In Odile Gérard We Trust, la chauffagiste qui dézingue les stéréotypes

17 sept. 2022 à 12:10Temps de lecture6 min
Par Jehanne Bergé pour Les Grenades

Dans la série In… We Trust (en français : "Nous croyons en"), Les Grenades vont à la rencontre de femmes arrivées là où personne ne les attendait. Dans cet épisode, nous retrouvons Odile Gérard. Armée de sa boite à outils et de son énergie communicative, cette chauffagiste fait valser les clichés en défendant l’idée que chacun·e puisse choisir sa voie selon ses envies et non son genre.

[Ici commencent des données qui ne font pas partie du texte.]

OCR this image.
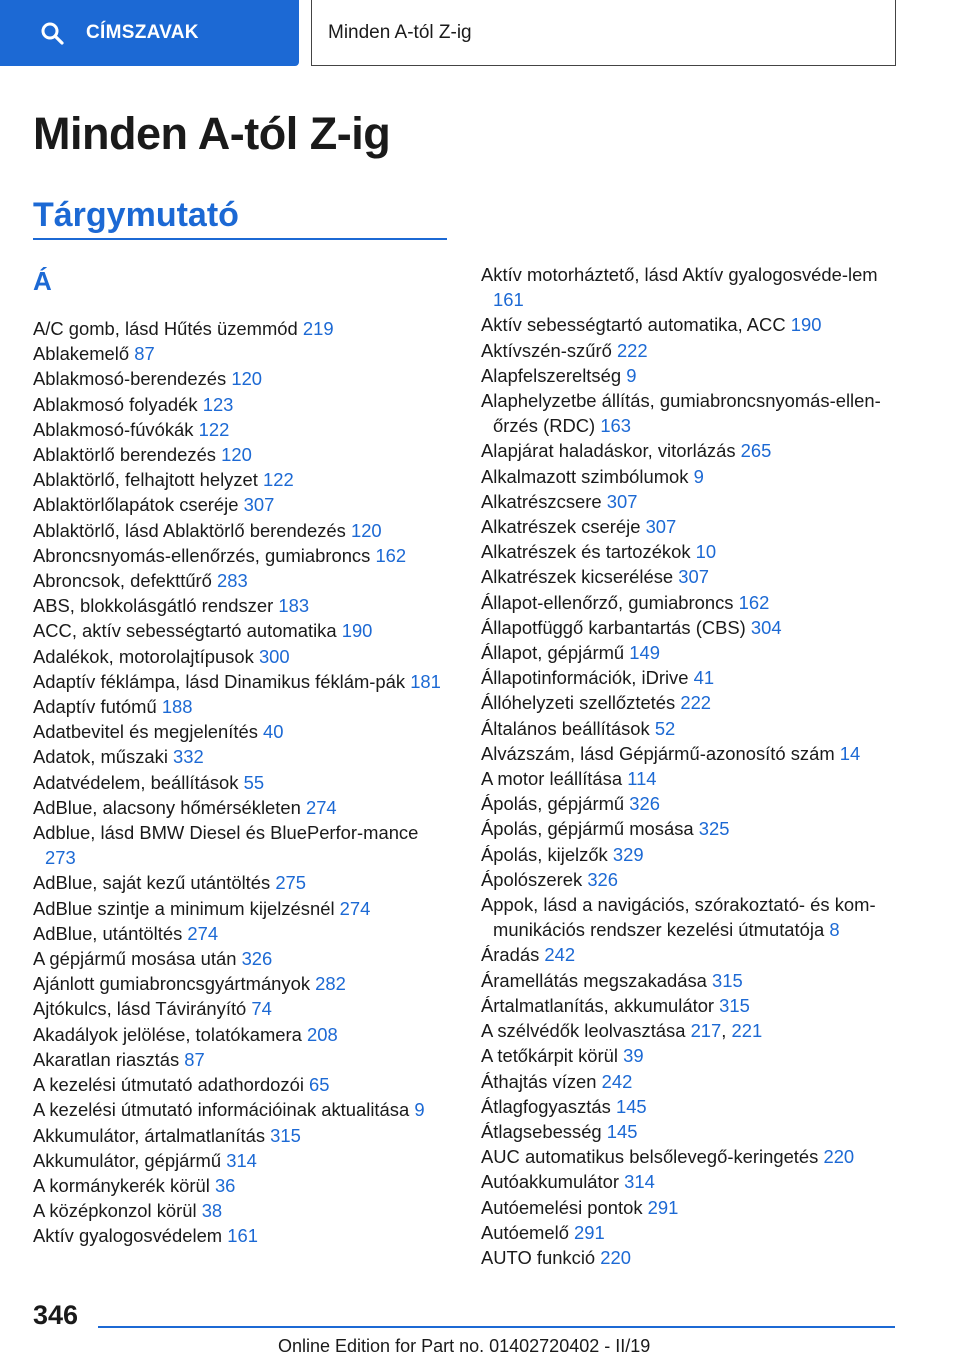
CÍMSZAVAK	Minden A-tól Z-ig
Minden A-tól Z-ig
Tárgymutató
Á
A/C gomb, lásd Hűtés üzemmód 219
Ablakemelő 87
Ablakmosó-berendezés 120
Ablakmosó folyadék 123
Ablakmosó-fúvókák 122
Ablaktörlő berendezés 120
Ablaktörlő, felhajtott helyzet 122
Ablaktörlőlapátok cseréje 307
Ablaktörlő, lásd Ablaktörlő berendezés 120
Abroncsnyomás-ellenőrzés, gumiabroncs 162
Abroncsok, defekttűrő 283
ABS, blokkolásgátló rendszer 183
ACC, aktív sebességtartó automatika 190
Adalékok, motorolajtípusok 300
Adaptív féklámpa, lásd Dinamikus féklám‐pák 181
Adaptív futómű 188
Adatbevitel és megjelenítés 40
Adatok, műszaki 332
Adatvédelem, beállítások 55
AdBlue, alacsony hőmérsékleten 274
Adblue, lásd BMW Diesel és BluePerfor‐mance 273
AdBlue, saját kezű utántöltés 275
AdBlue szintje a minimum kijelzésnél 274
AdBlue, utántöltés 274
A gépjármű mosása után 326
Ajánlott gumiabroncsgyártmányok 282
Ajtókulcs, lásd Távirányító 74
Akadályok jelölése, tolatókamera 208
Akaratlan riasztás 87
A kezelési útmutató adathordozói 65
A kezelési útmutató információinak aktualitása 9
Akkumulátor, ártalmatlanítás 315
Akkumulátor, gépjármű 314
A kormánykerék körül 36
A középkonzol körül 38
Aktív gyalogosvédelem 161
Aktív motorháztető, lásd Aktív gyalogosvéde‐lem 161
Aktív sebességtartó automatika, ACC 190
Aktívszén-szűrő 222
Alapfelszereltség 9
Alaphelyzetbe állítás, gumiabroncsnyomás-ellen‐őrzés (RDC) 163
Alapjárat haladáskor, vitorlázás 265
Alkalmazott szimbólumok 9
Alkatrészcsere 307
Alkatrészek cseréje 307
Alkatrészek és tartozékok 10
Alkatrészek kicserélése 307
Állapot-ellenőrző, gumiabroncs 162
Állapotfüggő karbantartás (CBS) 304
Állapot, gépjármű 149
Állapotinformációk, iDrive 41
Állóhelyzeti szellőztetés 222
Általános beállítások 52
Alvázszám, lásd Gépjármű-azonosító szám 14
A motor leállítása 114
Ápolás, gépjármű 326
Ápolás, gépjármű mosása 325
Ápolás, kijelzők 329
Ápolószerek 326
Appok, lásd a navigációs, szórakoztató- és kom‐munikációs rendszer kezelési útmutatója 8
Áradás 242
Áramellátás megszakadása 315
Ártalmatlanítás, akkumulátor 315
A szélvédők leolvasztása 217, 221
A tetőkárpit körül 39
Áthajtás vízen 242
Átlagfogyasztás 145
Átlagsebesség 145
AUC automatikus belsőlevegő-keringetés 220
Autóakkumulátor 314
Autóemelési pontok 291
Autóemelő 291
AUTO funkció 220
346
Online Edition for Part no. 01402720402 - II/19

C’est à Namur que le rendez-vous est fixé. Rapidement, nous reconnaissons Odile Gérard parmi la foule grâce à ses habits de chantier. Sur son visage, un large sourire, nous nous asseyons dans un café. Aujourd’hui, elle nous raconte son histoire…

Du hochet au burineur

C’est de manière inattendue que démarre son récit… "J’ai grandi à Bastogne. Je suis arrivée à Namur pour poursuivre un cursus scolaire en puériculture", introduit-elle. Dans sa classe, on ne compte alors que des jeunes femmes, à l’exception d’un homme. Après plusieurs stages en crèche, faute de trouver une place, à 19 ans, à l’issue de sa formation, Odile Gérard devient aide familiale. "J’aimais bien rendre service aux gens, mais 75% du temps on me demandait de faire le ménage."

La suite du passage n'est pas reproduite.